The developments that the Ilitches have built seem stuck in that Detroit mentality dating back to the 70's that big projects will save the city. But neither casinos nor Comerica Park – while assets to the city in their ways – have had any real impact leading to urban revitalization. At the end of the day, like the Renaissance Center, they are so big they are self-contained, and they actually serve to reduce the vitality of the areas around them.

Over the last decade projects have happened all over downtown without a rustle from the Ilitch camp. And Olympia Development has lost not only Atanas Ilitch, the preservationist of the family, to other projects but his replacement Eric Larsen to Bedrock Real Estate earlier this year. You have to imagine it's frustrating to be a developer working for a development company that doesn't develop.

Comparisons to Dan Gilbert make the Ilitch operation look particularly bad. Despite a hyperactive PR machine and some questionable aesthetics, Gilbert is building something out of little blocks. He's not waiting until he owns all of downtown; he's activating the parts he has and connecting it as it happens. It's frenetic, and it feels a little forced, but it's full of life. I've been critical about elements of their direction for downtown, but placing them next to the Ilitches makes me feel like they are development geniuses.

Ultimately, this all leads me to the conclusion that the Ilitch camp isn't actually particularly driven to rebuild Detroit. But the new hockey arena, THAT is something they are driven to build.

It shouldn't be long now before they reveal plans for some kind of arena/entertainment complex. Maybe it will even include retail or residential, as they've announced. But along with these plans you should also watch for the public funding ask – as you may have read it's already in the works.

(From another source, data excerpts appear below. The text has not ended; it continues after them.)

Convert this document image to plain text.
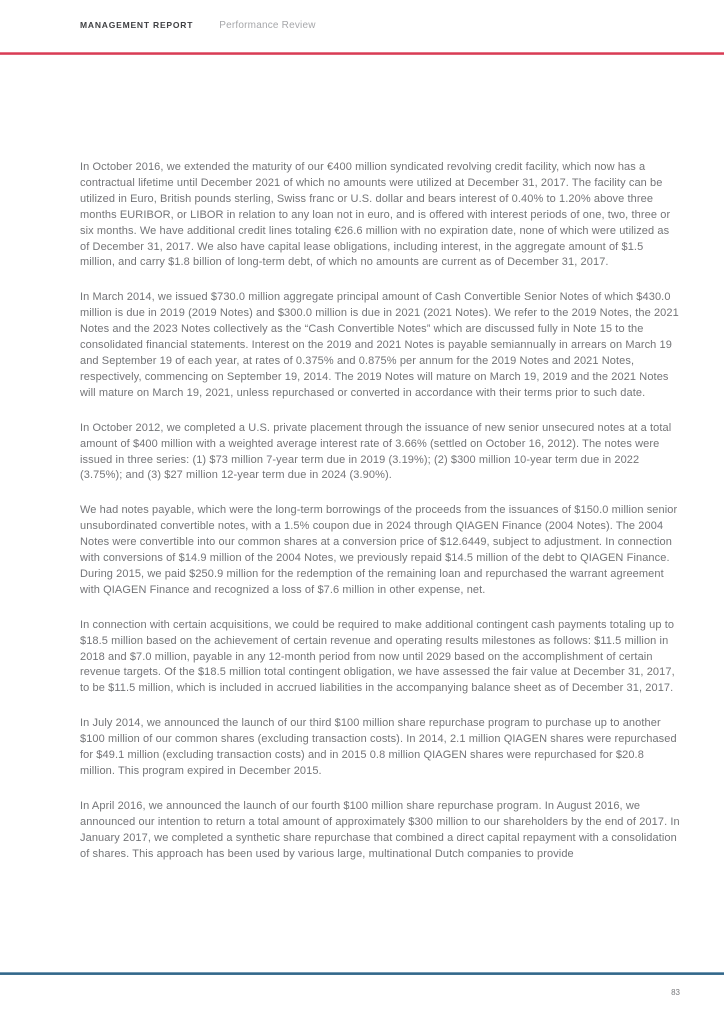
MANAGEMENT REPORT	Performance Review

In October 2016, we extended the maturity of our €400 million syndicated revolving credit facility, which now has a contractual lifetime until December 2021 of which no amounts were utilized at December 31, 2017. The facility can be utilized in Euro, British pounds sterling, Swiss franc or U.S. dollar and bears interest of 0.40% to 1.20% above three months EURIBOR, or LIBOR in relation to any loan not in euro, and is offered with interest periods of one, two, three or six months. We have additional credit lines totaling €26.6 million with no expiration date, none of which were utilized as of December 31, 2017. We also have capital lease obligations, including interest, in the aggregate amount of $1.5 million, and carry $1.8 billion of long-term debt, of which no amounts are current as of December 31, 2017.

In March 2014, we issued $730.0 million aggregate principal amount of Cash Convertible Senior Notes of which $430.0 million is due in 2019 (2019 Notes) and $300.0 million is due in 2021 (2021 Notes). We refer to the 2019 Notes, the 2021 Notes and the 2023 Notes collectively as the “Cash Convertible Notes” which are discussed fully in Note 15 to the consolidated financial statements. Interest on the 2019 and 2021 Notes is payable semiannually in arrears on March 19 and September 19 of each year, at rates of 0.375% and 0.875% per annum for the 2019 Notes and 2021 Notes, respectively, commencing on September 19, 2014. The 2019 Notes will mature on March 19, 2019 and the 2021 Notes will mature on March 19, 2021, unless repurchased or converted in accordance with their terms prior to such date.

In October 2012, we completed a U.S. private placement through the issuance of new senior unsecured notes at a total amount of $400 million with a weighted average interest rate of 3.66% (settled on October 16, 2012). The notes were issued in three series: (1) $73 million 7-year term due in 2019 (3.19%); (2) $300 million 10-year term due in 2022 (3.75%); and (3) $27 million 12-year term due in 2024 (3.90%).

We had notes payable, which were the long-term borrowings of the proceeds from the issuances of $150.0 million senior unsubordinated convertible notes, with a 1.5% coupon due in 2024 through QIAGEN Finance (2004 Notes). The 2004 Notes were convertible into our common shares at a conversion price of $12.6449, subject to adjustment. In connection with conversions of $14.9 million of the 2004 Notes, we previously repaid $14.5 million of the debt to QIAGEN Finance. During 2015, we paid $250.9 million for the redemption of the remaining loan and repurchased the warrant agreement with QIAGEN Finance and recognized a loss of $7.6 million in other expense, net.

In connection with certain acquisitions, we could be required to make additional contingent cash payments totaling up to $18.5 million based on the achievement of certain revenue and operating results milestones as follows: $11.5 million in 2018 and $7.0 million, payable in any 12-month period from now until 2029 based on the accomplishment of certain revenue targets. Of the $18.5 million total contingent obligation, we have assessed the fair value at December 31, 2017, to be $11.5 million, which is included in accrued liabilities in the accompanying balance sheet as of December 31, 2017.

In July 2014, we announced the launch of our third $100 million share repurchase program to purchase up to another $100 million of our common shares (excluding transaction costs). In 2014, 2.1 million QIAGEN shares were repurchased for $49.1 million (excluding transaction costs) and in 2015 0.8 million QIAGEN shares were repurchased for $20.8 million. This program expired in December 2015.

In April 2016, we announced the launch of our fourth $100 million share repurchase program. In August 2016, we announced our intention to return a total amount of approximately $300 million to our shareholders by the end of 2017. In January 2017, we completed a synthetic share repurchase that combined a direct capital repayment with a consolidation of shares. This approach has been used by various large, multinational Dutch companies to provide

83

I'm not arguing the merits of public funding for sports venues. But I am saying this time, maybe Detroit should get a little full-time urban vitality out of the bargain. .

The smart money is on the arena being built north of I-75, which leaves a lot of vacant land south of the freeway. If the Ilitches want public financing, they should turn over the remaining vacant land to an entity such as the Detroit Economic Growth Corp so it can be slated for real development. Otherwise I think we all know we can expect another decade or two of gravel parking lots.

The fact of the matter is that the Ilitch family is no longer the only game in town. Oh sure, it was fun while it lasted, having a single real estate dynasty to obsess over. But Gilbert and other downtown players have upped the ante, and we've finally begun to learn that there are alternatives out there. At long last Detroit is learning to expect more - a lesson it should have learned a long time ago.